Castilla
1652.- La vida de los ayuntamientos conocerá cambios sustanciales bajo el
reinado de los Austrias.
El
concejo abierto desaparece de las ciudades y ya solo subsiste en las aldeas.
También es desechado en casi todas partes el procedimiento electivo en la
designación de cargos.
En Castilla los
ayuntamientos están presididos por el corregidor, representante de la Corona,
que también cumplen funciones judiciales, ayudados por los alcaldes mayores. A
su lado están los regidores, cargo repartido con frecuencia entre hidalgos y
pecheros.
Si el control
municipal siempre estuvo en manos de una oligarquía, ahora estos privilegios
podrán hacer y deshacer a su capricho sin temor a controles ni
represalias.
La
malversación y el cohecho serán norma común.

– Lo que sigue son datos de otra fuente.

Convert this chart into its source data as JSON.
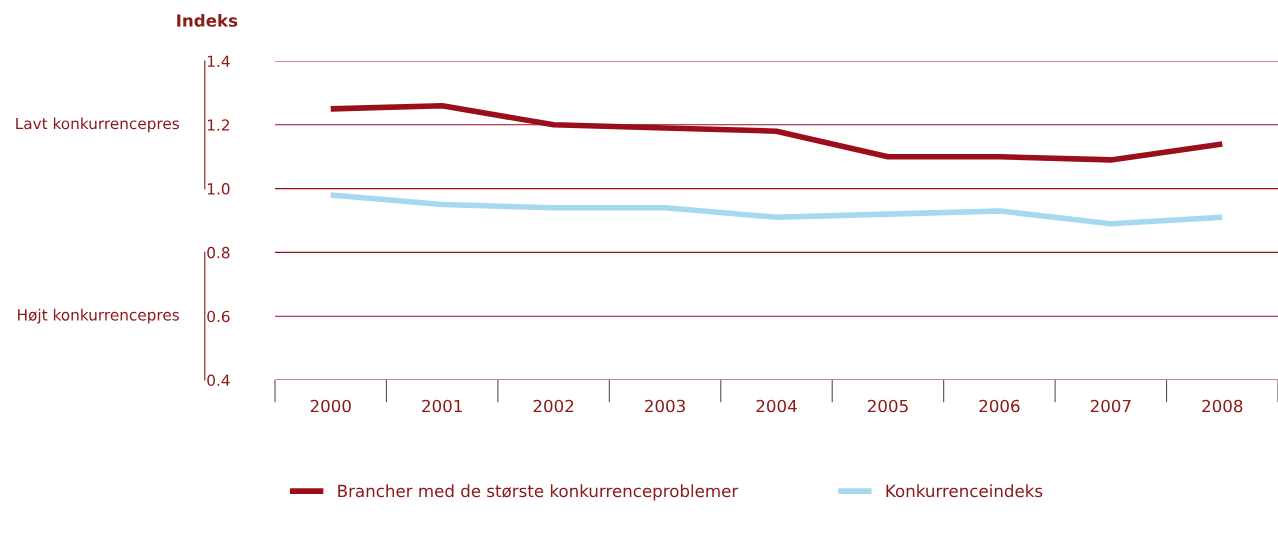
{
  "chart_data": {
    "type": "line",
    "ylabel": "Indeks",
    "categories": [
      "2000",
      "2001",
      "2002",
      "2003",
      "2004",
      "2005",
      "2006",
      "2007",
      "2008"
    ],
    "series": [
      {
        "name": "Brancher med de største konkurrenceproblemer",
        "color": "#9b0e1c",
        "values": [
          1.25,
          1.26,
          1.2,
          1.19,
          1.18,
          1.1,
          1.1,
          1.09,
          1.14
        ]
      },
      {
        "name": "Konkurrenceindeks",
        "color": "#a6d8f0",
        "values": [
          0.98,
          0.95,
          0.94,
          0.94,
          0.91,
          0.92,
          0.93,
          0.89,
          0.91
        ]
      }
    ],
    "ylim": [
      0.4,
      1.4
    ],
    "yticks": [
      {
        "value": 0.4,
        "label": "0.4"
      },
      {
        "value": 0.6,
        "label": "0.6"
      },
      {
        "value": 0.8,
        "label": "0.8"
      },
      {
        "value": 1.0,
        "label": "1.0"
      },
      {
        "value": 1.2,
        "label": "1.2"
      },
      {
        "value": 1.4,
        "label": "1.4"
      }
    ],
    "annotations": [
      "Lavt konkurrencepres",
      "Højt konkurrencepres"
    ],
    "grid": "y",
    "legend": "bottom left",
    "marker": "none",
    "line_style": "solid"
  }
}
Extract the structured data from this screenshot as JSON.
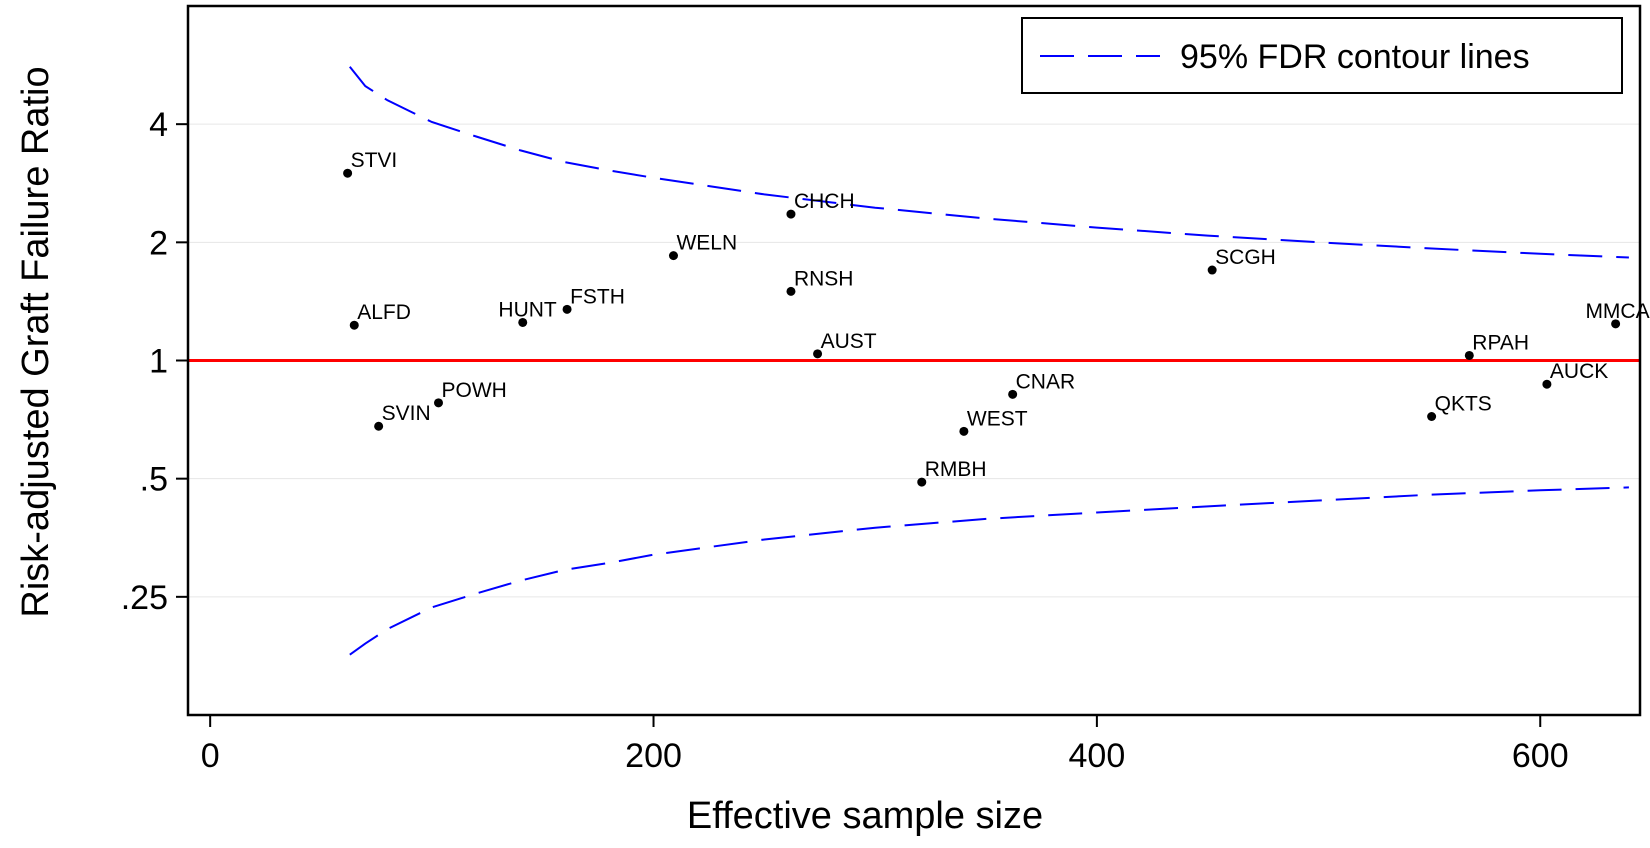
{
  "chart_data": {
    "type": "scatter",
    "xlabel": "Effective sample size",
    "ylabel": "Risk-adjusted Graft Failure Ratio",
    "xlim": [
      -10,
      645
    ],
    "ylim": [
      0.125,
      8
    ],
    "y_scale": "log2",
    "x_ticks": [
      0,
      200,
      400,
      600
    ],
    "x_tick_labels": [
      "0",
      "200",
      "400",
      "600"
    ],
    "y_ticks": [
      0.25,
      0.5,
      1,
      2,
      4
    ],
    "y_tick_labels": [
      ".25",
      ".5",
      "1",
      "2",
      "4"
    ],
    "grid": "horizontal",
    "reference_line": {
      "y": 1,
      "color": "#ff0000"
    },
    "legend": {
      "position": "top-right",
      "entries": [
        "95% FDR contour lines"
      ]
    },
    "colors": {
      "contour": "#0000ff",
      "reference": "#ff0000",
      "points": "#000000",
      "grid": "#e6e6e6"
    },
    "contour_upper": {
      "x": [
        63,
        70,
        80,
        100,
        120,
        140,
        160,
        180,
        200,
        250,
        300,
        350,
        400,
        450,
        500,
        550,
        600,
        640
      ],
      "y": [
        5.6,
        5.0,
        4.6,
        4.05,
        3.72,
        3.43,
        3.2,
        3.05,
        2.92,
        2.65,
        2.45,
        2.3,
        2.18,
        2.08,
        2.0,
        1.93,
        1.87,
        1.83
      ]
    },
    "contour_lower": {
      "x": [
        63,
        70,
        80,
        100,
        120,
        140,
        160,
        180,
        200,
        250,
        300,
        350,
        400,
        450,
        500,
        550,
        600,
        640
      ],
      "y": [
        0.178,
        0.19,
        0.207,
        0.235,
        0.255,
        0.275,
        0.293,
        0.305,
        0.32,
        0.35,
        0.375,
        0.395,
        0.41,
        0.425,
        0.44,
        0.455,
        0.467,
        0.475
      ]
    },
    "points": [
      {
        "label": "STVI",
        "x": 62,
        "y": 3.0
      },
      {
        "label": "ALFD",
        "x": 65,
        "y": 1.23
      },
      {
        "label": "SVIN",
        "x": 76,
        "y": 0.68
      },
      {
        "label": "POWH",
        "x": 103,
        "y": 0.78
      },
      {
        "label": "HUNT",
        "x": 141,
        "y": 1.25
      },
      {
        "label": "FSTH",
        "x": 161,
        "y": 1.35
      },
      {
        "label": "WELN",
        "x": 209,
        "y": 1.85
      },
      {
        "label": "CHCH",
        "x": 262,
        "y": 2.36
      },
      {
        "label": "RNSH",
        "x": 262,
        "y": 1.5
      },
      {
        "label": "AUST",
        "x": 274,
        "y": 1.04
      },
      {
        "label": "RMBH",
        "x": 321,
        "y": 0.49
      },
      {
        "label": "WEST",
        "x": 340,
        "y": 0.66
      },
      {
        "label": "CNAR",
        "x": 362,
        "y": 0.82
      },
      {
        "label": "SCGH",
        "x": 452,
        "y": 1.7
      },
      {
        "label": "QKTS",
        "x": 551,
        "y": 0.72
      },
      {
        "label": "RPAH",
        "x": 568,
        "y": 1.03
      },
      {
        "label": "AUCK",
        "x": 603,
        "y": 0.87
      },
      {
        "label": "MMCA",
        "x": 634,
        "y": 1.24
      }
    ]
  }
}
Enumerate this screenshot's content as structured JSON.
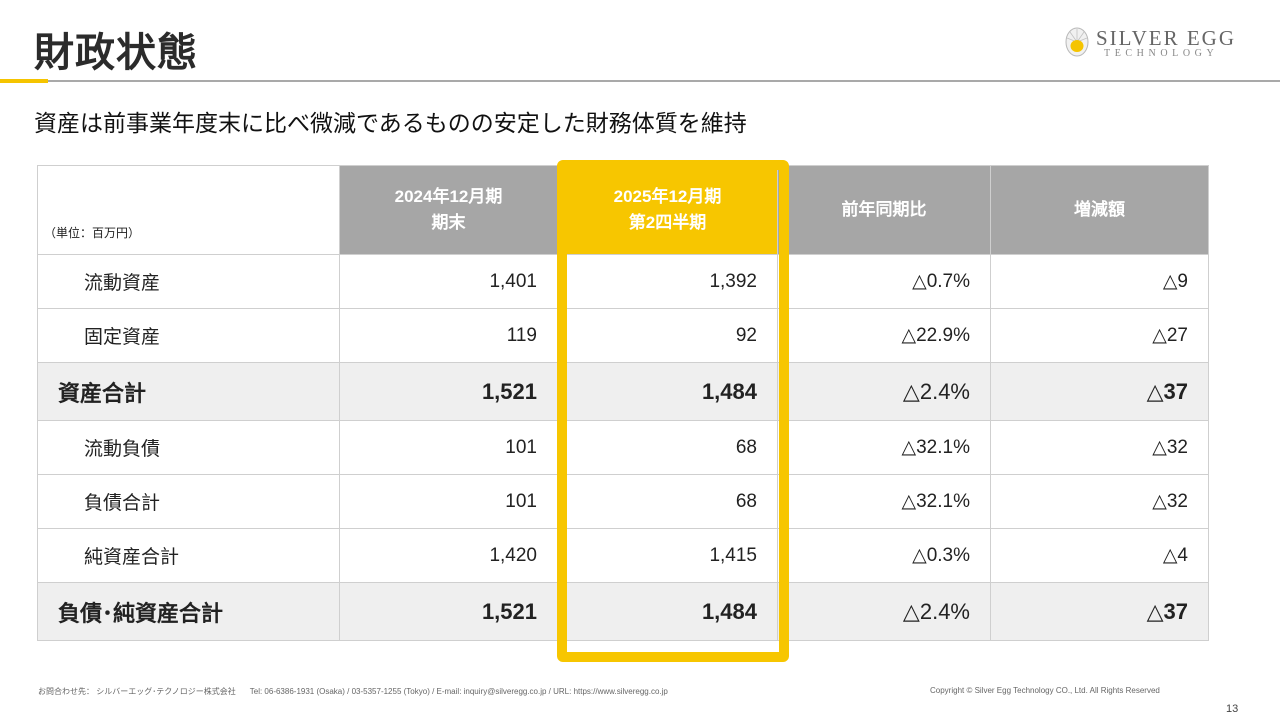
{
  "header": {
    "title": "財政状態",
    "logo_line1": "SILVER EGG",
    "logo_line2": "TECHNOLOGY",
    "accent_color": "#f5c400"
  },
  "subtitle": "資産は前事業年度末に比べ微減であるものの安定した財務体質を維持",
  "table": {
    "unit_label": "（単位：百万円）",
    "columns": {
      "prev_line1": "2024年12月期",
      "prev_line2": "期末",
      "curr_line1": "2025年12月期",
      "curr_line2": "第2四半期",
      "yoy": "前年同期比",
      "change": "増減額"
    },
    "highlight_color": "#f7c600",
    "rows": [
      {
        "label": "流動資産",
        "prev": "1,401",
        "curr": "1,392",
        "yoy": "△0.7%",
        "change": "△9"
      },
      {
        "label": "固定資産",
        "prev": "119",
        "curr": "92",
        "yoy": "△22.9%",
        "change": "△27"
      },
      {
        "label": "資産合計",
        "prev": "1,521",
        "curr": "1,484",
        "yoy": "△2.4%",
        "change": "△37"
      },
      {
        "label": "流動負債",
        "prev": "101",
        "curr": "68",
        "yoy": "△32.1%",
        "change": "△32"
      },
      {
        "label": "負債合計",
        "prev": "101",
        "curr": "68",
        "yoy": "△32.1%",
        "change": "△32"
      },
      {
        "label": "純資産合計",
        "prev": "1,420",
        "curr": "1,415",
        "yoy": "△0.3%",
        "change": "△4"
      },
      {
        "label": "負債･純資産合計",
        "prev": "1,521",
        "curr": "1,484",
        "yoy": "△2.4%",
        "change": "△37"
      }
    ]
  },
  "footer": {
    "contact_label": "お問合わせ先： シルバーエッグ･テクノロジー株式会社",
    "contact_details": "Tel: 06-6386-1931 (Osaka) / 03-5357-1255 (Tokyo) / E-mail: inquiry@silveregg.co.jp / URL: https://www.silveregg.co.jp",
    "copyright": "Copyright © Silver Egg Technology CO., Ltd. All Rights Reserved",
    "page_number": "13"
  }
}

En la Corona de Aragón la
autonomía municipal puede decirse que se mantiene por más tiempo. Los
justicias, jurados o prohombres que presiden los concejos suelen ser designados
por el virrey entre una terna extraída por insaculación, y renovados, igual que
los demás integrantes, cada año o cada trienio.
Este procedimiento concentra el poder en las familias acomodadas, pero evita la perpetuación en el cargo, tanto por nombramiento como por elección, que siempre favorecería a los más poderosos.